“Trouble want to play buttons!” exclaimed the little fellow. “If no play, Trouble sit down in de mud!” and he pulled his hands away from both Ted and Janet and started toward a little mud puddle at one side of the garden path.

Jan looked at Ted, not knowing what to do.

“No play button game, Trouble sit in de mud!” cried the little fellow; and, tiny “tyke” that he was, he stuck the toe of one shoe in the puddle.

“Yes, Jan will play the button game!” cried his sister. “Don’t sit in the mud!” She ran over and caught Trouble by the hand again. “I’ll take him up to the house and get out the button bag,” said Jan to Ted. “You can keep on looking for Skyrocket. Mother won’t like it if Trouble gets all muddy, and he will sit down in it if I don’t keep hold of him.”
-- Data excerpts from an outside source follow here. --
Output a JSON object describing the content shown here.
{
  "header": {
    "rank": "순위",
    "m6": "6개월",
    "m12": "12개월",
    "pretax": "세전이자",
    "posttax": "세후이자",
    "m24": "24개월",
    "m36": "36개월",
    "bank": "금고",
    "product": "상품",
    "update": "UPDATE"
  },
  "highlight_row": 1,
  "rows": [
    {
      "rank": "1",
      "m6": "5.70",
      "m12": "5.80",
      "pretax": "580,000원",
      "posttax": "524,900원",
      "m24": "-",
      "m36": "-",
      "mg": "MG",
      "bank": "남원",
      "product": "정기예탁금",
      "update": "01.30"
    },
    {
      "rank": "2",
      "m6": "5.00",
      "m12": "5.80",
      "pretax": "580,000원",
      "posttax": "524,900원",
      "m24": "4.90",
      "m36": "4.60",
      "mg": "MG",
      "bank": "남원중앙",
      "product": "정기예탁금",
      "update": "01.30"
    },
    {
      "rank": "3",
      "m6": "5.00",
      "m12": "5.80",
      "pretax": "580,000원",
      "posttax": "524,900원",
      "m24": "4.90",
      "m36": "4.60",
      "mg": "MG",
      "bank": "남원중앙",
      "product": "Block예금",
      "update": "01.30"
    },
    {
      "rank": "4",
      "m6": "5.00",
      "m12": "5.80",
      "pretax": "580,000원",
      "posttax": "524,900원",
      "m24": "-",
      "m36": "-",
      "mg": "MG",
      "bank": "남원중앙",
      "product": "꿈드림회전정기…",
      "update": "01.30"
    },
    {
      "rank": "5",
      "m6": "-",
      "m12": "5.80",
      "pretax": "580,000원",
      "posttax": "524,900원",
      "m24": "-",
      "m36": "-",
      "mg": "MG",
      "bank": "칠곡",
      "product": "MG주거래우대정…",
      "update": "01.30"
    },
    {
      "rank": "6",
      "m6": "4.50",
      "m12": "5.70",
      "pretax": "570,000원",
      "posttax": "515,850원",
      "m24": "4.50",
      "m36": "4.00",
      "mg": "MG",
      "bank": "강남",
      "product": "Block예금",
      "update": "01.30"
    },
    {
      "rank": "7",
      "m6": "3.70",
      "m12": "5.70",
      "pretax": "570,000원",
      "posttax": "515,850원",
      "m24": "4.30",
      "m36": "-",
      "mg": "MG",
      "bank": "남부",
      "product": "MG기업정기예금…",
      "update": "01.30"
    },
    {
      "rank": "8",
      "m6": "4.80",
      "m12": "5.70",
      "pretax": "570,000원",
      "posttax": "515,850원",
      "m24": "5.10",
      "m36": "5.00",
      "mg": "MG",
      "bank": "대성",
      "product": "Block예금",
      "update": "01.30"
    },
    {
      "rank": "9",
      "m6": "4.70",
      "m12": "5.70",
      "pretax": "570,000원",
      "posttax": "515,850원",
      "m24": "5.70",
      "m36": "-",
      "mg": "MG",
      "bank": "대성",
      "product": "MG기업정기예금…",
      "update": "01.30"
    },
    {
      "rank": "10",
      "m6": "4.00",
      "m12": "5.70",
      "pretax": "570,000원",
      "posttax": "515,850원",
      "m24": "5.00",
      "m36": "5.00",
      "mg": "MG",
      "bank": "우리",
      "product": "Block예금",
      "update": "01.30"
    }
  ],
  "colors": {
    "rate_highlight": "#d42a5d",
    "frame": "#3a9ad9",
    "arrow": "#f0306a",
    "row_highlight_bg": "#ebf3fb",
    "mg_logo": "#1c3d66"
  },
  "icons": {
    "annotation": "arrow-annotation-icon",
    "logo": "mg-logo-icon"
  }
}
“All right,” agreed Ted. “You can play with him. I’ll go and see if I can find Skyrocket. But if that man wakes up you come and tell me. I want to ask him if he saw our dog.”

A little later, when Janet had taken Trouble back to the house, and while Ted was walking down in the peach orchard, whistling and calling to Skyrocket, the boy heard an answering signal.

“Hello!” called Ted. “Who’s there?”

“It’s me,” was the answer, which, if not just the right way to answer, told Teddy what he wanted to know.

“Oh, hello, Tom!” he called, as Tom Taylor, a boy chum who lived in the next street, came walking along the orchard path. “What are you doin’?”

“Nothin’!” answered Tom. “What you doin’, Ted?”